Bidik24.com – Rio de Janeiro – Sebuah proyek ambisius yang sempat terkubur sejarah akhirnya mendapat titik terang. Pembangunan hotel megah di tengah hutan Tijuca, Brasil, yang telah mangkrak selama lebih dari tujuh dekade, resmi akan dilanjutkan oleh pemerintah Brasil.
Pembangunan hotel ini sejatinya dimulai pada tahun 1953, di era ketika Brasil tengah berupaya mendorong pariwisata dan memperkuat citra internasionalnya. Lokasi yang dipilih pun tidak main-main, yakni kawasan hutan Tijuca, salah satu hutan hujan tropis terbesar di dunia yang berada tepat di jantung Kota Rio de Janeiro. Rencana tersebut sempat menuai decak kagum, sebab konsep hotel megah di tengah rimba hijau dinilai akan menjadi daya tarik wisata kelas dunia.
Namun, perjalanan proyek tersebut tidak semulus yang diharapkan. Pada 1970, pembangunan terhenti karena perusahaan kontraktor utama mengalami kebangkrutan. Struktur bangunan yang sudah setengah jadi akhirnya terbengkalai, menyisakan kerangka beton raksasa di tengah hutan. Upaya penyelamatan sempat dilakukan ketika sebuah perusahaan asal Amerika Serikat mengambil alih proyek itu pada 1977. Sayangnya, nasib berkata lain. Perusahaan tersebut juga mengalami kebangkrutan, sehingga pembangunan kembali macet dan meninggalkan hotel itu sebagai “monumen gagal” di antara pepohonan lebat Tijuca.
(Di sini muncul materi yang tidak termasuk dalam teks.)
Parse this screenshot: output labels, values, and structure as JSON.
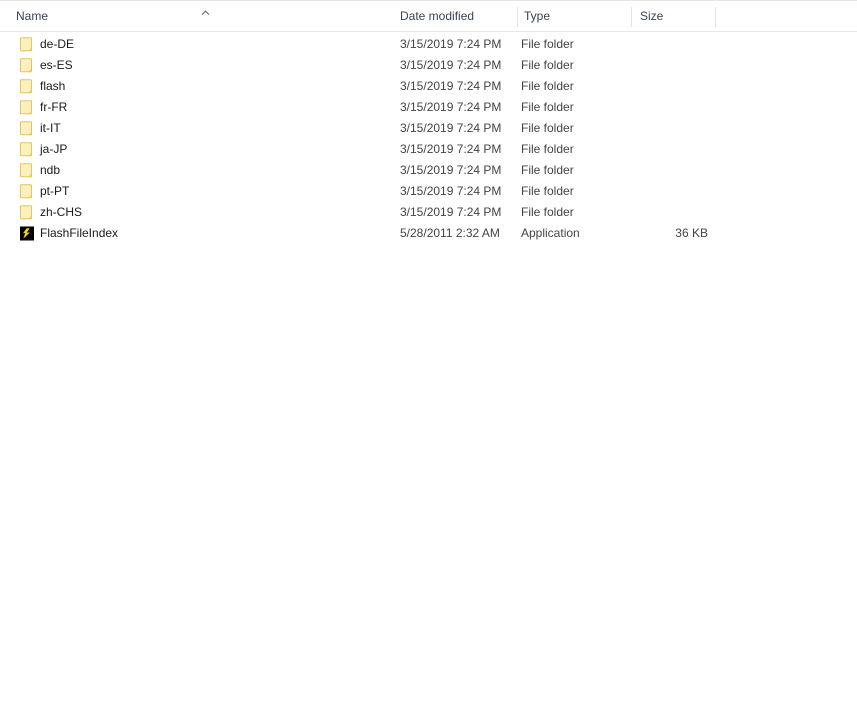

Selama puluhan tahun, bangunan hotel terbengkalai menjadi saksi bisu perubahan zaman. Tertutup lumut, ditumbuhi akar-akar pohon, bahkan menjadi objek misterius yang sering dikunjungi fotografer, peneliti, maupun pecinta sejarah urban. Bagi sebagian masyarakat, hotel tersebut dianggap sebagai simbol kegagalan pengelolaan proyek besar di Brasil.
Kini, setelah lebih dari 70 tahun, pemerintah Brasil mengambil langkah berani untuk menghidupkan kembali proyek bersejarah itu. Menurut keterangan resmi, pembangunan akan dilanjutkan dengan konsep modern yang tetap ramah lingkungan, mengingat kawasan Tijuca merupakan kawasan lindung. Pemerintah berkomitmen memastikan hotel tersebut tidak merusak ekosistem, melainkan menjadi ikon wisata berkelas internasional yang berpadu dengan keindahan alam hutan tropis.
“Proyek ini bukan sekadar melanjutkan bangunan lama, tetapi juga membangkitkan kembali warisan sejarah yang sempat hilang. Kami ingin menjadikannya destinasi unggulan dunia dengan standar keberlanjutan yang tinggi,” ujar seorang pejabat Kementerian Pariwisata Brasil dalam konferensi pers terbaru.
Jika berhasil, hotel megah di hutan Tijuca ini diyakini akan menjadi salah satu daya tarik wisata paling unik di dunia. Dari bangunan mangkrak yang selama puluhan tahun hanya menjadi cerita, kini Brasil bersiap menjadikannya simbol kebangkitan pariwisata sekaligus rekonsiliasi dengan masa lalu.